The sound of a pen scratching caught my ear and I realised Tay was still doing his crossword. I was about to tease him for trying to flaunt his cleverness when the coffee maker clicked itself off in the kitchen behind the wall of bookshelves (Tay had filled his with more photos than I had ever seen in one person's home). I swung myself up and off the couch to drain the last of the coffee before it got cold. I brought the confectioner's box with today's brownies back to the living room with me. It was covered in printed daffodils.

"'Abilities'..." Tay muttered, even as he wrote another word in the paper on his knee. "Can you have an intelligence for skills?"
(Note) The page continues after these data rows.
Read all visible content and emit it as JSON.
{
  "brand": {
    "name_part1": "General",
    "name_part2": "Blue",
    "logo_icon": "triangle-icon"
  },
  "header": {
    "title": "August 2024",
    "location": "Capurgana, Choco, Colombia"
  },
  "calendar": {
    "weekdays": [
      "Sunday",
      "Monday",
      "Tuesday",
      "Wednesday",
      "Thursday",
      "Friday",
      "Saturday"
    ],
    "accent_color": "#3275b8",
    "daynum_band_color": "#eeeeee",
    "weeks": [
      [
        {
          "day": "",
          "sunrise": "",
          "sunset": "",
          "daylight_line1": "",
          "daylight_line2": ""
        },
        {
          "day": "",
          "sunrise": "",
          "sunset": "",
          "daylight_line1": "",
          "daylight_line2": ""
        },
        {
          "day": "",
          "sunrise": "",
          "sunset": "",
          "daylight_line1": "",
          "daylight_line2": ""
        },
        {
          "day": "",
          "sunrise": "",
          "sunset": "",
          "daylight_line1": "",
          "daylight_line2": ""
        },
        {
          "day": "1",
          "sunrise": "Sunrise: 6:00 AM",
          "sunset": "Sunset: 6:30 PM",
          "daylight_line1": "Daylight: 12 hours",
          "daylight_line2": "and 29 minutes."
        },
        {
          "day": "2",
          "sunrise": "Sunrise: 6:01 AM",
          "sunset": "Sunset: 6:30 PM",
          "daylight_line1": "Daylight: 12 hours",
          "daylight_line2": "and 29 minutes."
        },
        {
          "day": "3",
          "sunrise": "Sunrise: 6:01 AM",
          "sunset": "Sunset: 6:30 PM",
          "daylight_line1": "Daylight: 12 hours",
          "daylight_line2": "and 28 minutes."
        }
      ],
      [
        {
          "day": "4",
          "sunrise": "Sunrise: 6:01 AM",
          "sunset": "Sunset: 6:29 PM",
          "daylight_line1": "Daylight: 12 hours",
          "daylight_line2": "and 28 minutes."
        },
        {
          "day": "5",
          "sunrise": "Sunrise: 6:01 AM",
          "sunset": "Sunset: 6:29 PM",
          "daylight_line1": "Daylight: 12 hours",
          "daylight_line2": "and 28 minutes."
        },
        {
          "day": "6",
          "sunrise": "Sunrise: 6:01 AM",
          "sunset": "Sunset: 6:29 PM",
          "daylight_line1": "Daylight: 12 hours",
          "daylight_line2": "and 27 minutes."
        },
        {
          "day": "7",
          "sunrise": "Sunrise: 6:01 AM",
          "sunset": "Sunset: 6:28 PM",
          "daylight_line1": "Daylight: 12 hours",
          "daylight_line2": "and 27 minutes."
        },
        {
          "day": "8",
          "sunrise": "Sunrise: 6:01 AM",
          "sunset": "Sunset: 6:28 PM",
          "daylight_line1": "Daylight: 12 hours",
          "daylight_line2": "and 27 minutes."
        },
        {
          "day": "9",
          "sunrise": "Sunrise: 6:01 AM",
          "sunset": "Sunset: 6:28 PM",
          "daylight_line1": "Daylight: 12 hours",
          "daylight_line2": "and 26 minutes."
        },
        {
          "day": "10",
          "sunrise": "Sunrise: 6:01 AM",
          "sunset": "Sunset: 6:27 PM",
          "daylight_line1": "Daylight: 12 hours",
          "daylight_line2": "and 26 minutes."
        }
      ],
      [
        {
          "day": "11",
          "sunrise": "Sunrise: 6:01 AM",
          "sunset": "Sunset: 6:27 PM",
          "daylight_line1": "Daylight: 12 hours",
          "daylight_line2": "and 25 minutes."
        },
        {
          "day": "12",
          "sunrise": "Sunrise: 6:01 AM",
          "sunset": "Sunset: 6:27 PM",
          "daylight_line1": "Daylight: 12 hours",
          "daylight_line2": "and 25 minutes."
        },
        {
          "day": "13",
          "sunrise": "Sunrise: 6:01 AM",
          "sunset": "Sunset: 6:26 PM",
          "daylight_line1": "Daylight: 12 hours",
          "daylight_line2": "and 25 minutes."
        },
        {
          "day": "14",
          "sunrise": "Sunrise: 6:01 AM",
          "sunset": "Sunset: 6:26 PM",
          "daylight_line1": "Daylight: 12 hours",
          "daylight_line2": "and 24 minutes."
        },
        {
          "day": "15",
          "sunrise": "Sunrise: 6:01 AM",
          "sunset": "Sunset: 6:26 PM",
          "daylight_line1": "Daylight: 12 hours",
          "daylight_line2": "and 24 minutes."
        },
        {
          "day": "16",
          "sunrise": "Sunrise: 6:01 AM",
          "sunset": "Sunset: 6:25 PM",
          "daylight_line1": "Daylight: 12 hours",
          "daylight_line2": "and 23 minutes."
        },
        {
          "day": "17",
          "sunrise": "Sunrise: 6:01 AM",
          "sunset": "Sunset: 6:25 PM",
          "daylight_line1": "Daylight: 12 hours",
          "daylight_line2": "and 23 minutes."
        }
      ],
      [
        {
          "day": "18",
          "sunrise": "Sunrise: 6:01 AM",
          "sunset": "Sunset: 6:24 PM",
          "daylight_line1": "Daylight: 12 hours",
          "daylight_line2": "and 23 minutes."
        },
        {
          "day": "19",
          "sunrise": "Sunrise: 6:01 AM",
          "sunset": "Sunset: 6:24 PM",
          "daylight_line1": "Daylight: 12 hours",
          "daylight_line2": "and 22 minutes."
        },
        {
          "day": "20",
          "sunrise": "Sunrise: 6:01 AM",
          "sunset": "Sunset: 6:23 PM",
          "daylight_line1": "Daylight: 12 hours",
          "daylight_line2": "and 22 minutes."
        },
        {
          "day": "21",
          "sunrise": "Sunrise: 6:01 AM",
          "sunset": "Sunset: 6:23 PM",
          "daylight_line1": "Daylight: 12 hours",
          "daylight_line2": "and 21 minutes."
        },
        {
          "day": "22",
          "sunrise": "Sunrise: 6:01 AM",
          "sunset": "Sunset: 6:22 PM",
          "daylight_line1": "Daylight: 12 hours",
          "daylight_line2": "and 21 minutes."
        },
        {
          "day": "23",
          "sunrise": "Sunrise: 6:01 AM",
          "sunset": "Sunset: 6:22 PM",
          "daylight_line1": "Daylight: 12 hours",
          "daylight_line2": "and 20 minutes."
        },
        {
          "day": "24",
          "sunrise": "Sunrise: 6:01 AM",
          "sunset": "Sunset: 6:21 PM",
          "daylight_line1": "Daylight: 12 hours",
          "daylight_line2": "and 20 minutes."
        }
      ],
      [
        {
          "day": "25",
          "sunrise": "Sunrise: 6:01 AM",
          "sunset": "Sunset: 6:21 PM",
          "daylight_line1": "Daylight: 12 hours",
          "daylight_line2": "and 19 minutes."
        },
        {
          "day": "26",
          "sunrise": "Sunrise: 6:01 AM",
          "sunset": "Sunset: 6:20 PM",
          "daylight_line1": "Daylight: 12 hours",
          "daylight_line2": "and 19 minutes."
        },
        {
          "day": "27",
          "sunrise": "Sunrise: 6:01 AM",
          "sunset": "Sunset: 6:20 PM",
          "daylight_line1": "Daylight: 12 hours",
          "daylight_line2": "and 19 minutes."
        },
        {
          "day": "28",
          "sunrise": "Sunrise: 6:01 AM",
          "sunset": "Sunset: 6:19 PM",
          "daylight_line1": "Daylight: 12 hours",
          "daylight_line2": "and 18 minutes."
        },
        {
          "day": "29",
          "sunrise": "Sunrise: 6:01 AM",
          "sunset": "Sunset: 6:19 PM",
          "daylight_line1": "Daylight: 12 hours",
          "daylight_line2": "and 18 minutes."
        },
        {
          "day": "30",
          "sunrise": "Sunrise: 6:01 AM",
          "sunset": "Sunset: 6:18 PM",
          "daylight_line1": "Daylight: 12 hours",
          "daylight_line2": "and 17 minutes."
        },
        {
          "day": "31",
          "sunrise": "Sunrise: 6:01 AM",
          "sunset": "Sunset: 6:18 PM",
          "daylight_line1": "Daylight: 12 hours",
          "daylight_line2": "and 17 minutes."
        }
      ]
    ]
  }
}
"In this case I think the guy is basically saying our skills are our intelligence," I said. "Verbal, mathematical etc. – right?"

"Ah, I suppose so. So, does that mean we have physical intelligence? Reflexes, coordination and stuff? Sportspeople definitely know something I don't about moving the body."

"Oh, that's it. Bodily or kinesthetic intelligence."

"I'm good at this."

I watched a light rain begin outside, blurring the purple-grey sky. Somewhere behind the clouds, the sun had just about set. A bitter bite of over-cooked brownie made me misjudge my next sip of coffee and Tay laughed at my scrunched face.

"Serves you right," he said. His pen didn't stop its writing. "Both for letting mine burn, and for giving yours to the teacher as an apology."

I massaged the stinging roof of my mouth. "The only reason you didn't give her yours too is because they came out like–" I held up what resembled a black briquette– "this."